Le chauffeur, toujours aussi stylé et impénétrable, me reconduisit devant mon immeuble ; recroquevillée sur mon siège à arrière, à moitié hypnotisée par les ombres projetées par la rangée de palmiers, d’albizzias, de pins et de réverbères de l’avenue ; il était dix-huit heures, j’étais seule, le moral dans les chaussettes, complètement anéantie par le déroulement de cette journée. Je suis montée en courant, me suis déshabillée et me suis recroquevillée dans le coin douche après avoir ouvert l’eau froide en grand ; je suis restée à grelotter et à pleurer, le corps agité et couvert de chair de poule. J’ai poussé un grand cri en voyant une ombre entrer dans la salle de bain. Puis, dans la plus grande confusion mentale, j’ai reconnu Anita. Je suis retombée en arrière, rassurée mais le cœur battant à tout rompre. Elle s’est avancée et a dû passer sous le pommeau de douche pour arrêter l’eau, ce qu’elle a fait très vite pour éviter de se mouiller trop, mais en poussant un glapissement aigu.

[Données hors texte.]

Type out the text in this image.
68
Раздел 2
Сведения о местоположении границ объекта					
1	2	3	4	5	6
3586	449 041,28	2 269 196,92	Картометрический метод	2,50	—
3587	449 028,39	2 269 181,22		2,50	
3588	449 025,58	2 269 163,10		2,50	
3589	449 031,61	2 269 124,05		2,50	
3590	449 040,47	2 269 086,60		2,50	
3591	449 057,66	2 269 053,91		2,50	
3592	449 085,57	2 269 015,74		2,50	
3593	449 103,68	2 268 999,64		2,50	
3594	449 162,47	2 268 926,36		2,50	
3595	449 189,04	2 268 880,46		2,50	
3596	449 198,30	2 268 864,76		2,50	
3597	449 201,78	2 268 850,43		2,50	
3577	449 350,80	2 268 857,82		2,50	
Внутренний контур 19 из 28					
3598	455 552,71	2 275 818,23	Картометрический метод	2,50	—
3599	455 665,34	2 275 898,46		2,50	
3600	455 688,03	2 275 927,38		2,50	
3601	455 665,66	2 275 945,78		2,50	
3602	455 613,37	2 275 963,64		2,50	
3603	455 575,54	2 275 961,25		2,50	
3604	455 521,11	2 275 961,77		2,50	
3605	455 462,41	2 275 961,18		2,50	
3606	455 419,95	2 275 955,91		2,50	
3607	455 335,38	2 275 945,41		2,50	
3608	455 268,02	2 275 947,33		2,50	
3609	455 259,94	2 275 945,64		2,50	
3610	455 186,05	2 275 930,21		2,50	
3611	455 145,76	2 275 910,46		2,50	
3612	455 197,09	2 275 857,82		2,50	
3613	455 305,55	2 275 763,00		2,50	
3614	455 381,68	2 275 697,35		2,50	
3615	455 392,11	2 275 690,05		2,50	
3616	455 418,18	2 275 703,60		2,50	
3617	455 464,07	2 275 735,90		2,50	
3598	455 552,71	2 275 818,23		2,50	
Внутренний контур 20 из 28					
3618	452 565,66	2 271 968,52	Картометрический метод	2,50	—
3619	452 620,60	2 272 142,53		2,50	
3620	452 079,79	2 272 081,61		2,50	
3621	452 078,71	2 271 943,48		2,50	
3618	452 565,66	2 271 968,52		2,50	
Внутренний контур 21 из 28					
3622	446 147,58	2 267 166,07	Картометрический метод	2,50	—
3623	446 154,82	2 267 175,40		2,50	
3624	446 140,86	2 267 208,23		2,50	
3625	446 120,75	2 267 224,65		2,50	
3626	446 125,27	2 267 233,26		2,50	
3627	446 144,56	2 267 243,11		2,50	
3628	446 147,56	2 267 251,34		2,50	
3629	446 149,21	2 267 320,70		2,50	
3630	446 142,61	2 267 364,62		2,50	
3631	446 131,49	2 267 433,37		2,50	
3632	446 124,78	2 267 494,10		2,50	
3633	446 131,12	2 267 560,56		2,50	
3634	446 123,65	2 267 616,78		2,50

— Putain ! C’est pas vrai, elle est glacée ! Steph, ma puce, ça va pas !
— À ton avis ? Non, ça va pas... Désolée, Anita, j’aurais pas dû te dire ça.
— C’est rien ; prends ma main, je vais t’aider à sortir de là... Putain, tu es gelée, tu vas attraper la crève.
— Je m’en fiche ; journée de merde, vie de merde... J’en ai assez, Anita.
— Ssssh, ma chérie.

Elle m’a tirée à elle, m’obligeant à me relever et m’a enveloppée dans une grande serviette ; je tremblais comme une feuille en claquant des dents ; elle prit une autre serviette pour sécher mes cheveux puis elle commença à me frotter énergiquement le dos à travers la serviette. Tout ça en maugréant d’une manière incompréhensible. Je posai la tête contre le carrelage, anesthésiée. Une loque ! Remue-toi, petit mec ! Tu ressembles à une loque ! Et tout ça pour quoi ? Parce que ton patron veut coucher avec toi, qu’il te fait la gueule, qu’il te refile en douce un traitement pour faire de toi une folle du cul ? Allez, c’est rien, tu en as vu d’autres ! Fais-lui voir que tu es une grande fille, à Jason, à son père.

Les mains d’Anita me frottaient toujours mais s’étaient déplacées sur mes fesses que j’ai tendues en me cambrant, instinctivement.

— Ah ! Ça va un peu mieux, on dirait ; tu m’as fait peur, ma douce ; t’as pas idée de te mettre dans cet état, tu pouvais pas me téléphoner, non ?
— Je sais, je suis désolée, vraiment. Mais la journée a été pourrie.
— Viens avec moi, tu me raconteras ça dans le séjour.

Dans le canapé, je me suis assise entre les cuisses écartées d’Anita qui m’a serrée contre elle, son opulente poitrine collée contre mon dos et sa chaleur se diffusant dans mon corps qui récupérait lentement. Je lui ai donc raconté ma journée, la froideur de Jason, la morgue de son père, la visite chez la doctoresse ; mes illusions envolées, mon moral en berne.

— Et tu vas le prendre, ce traitement ?
— Je le prends déjà depuis jeudi. Alors, au point où j’en suis... Mais c’est pas ça le problème ; Mr Fishburne a l’air de croire qu’après je vais sauter sur son fils et lui faire l’amour ! C’est pas possible, je ne pourrai jamais faire le premier pas, moi !
— On va y réfléchir ; je présume que tu n’as pas faim ; tu as mangé quoi aujourd’hui ?
— Rien depuis ce matin ; et j’ai pas faim, c’est vrai.
— Bon, tant pis pour toi. Voilà le programme : il est presque vingt heures ; dans vingt minutes, on va dans une pizzéria ; je te veux habillée, coiffée, maquillée et souriante dans vingt minutes, capito ?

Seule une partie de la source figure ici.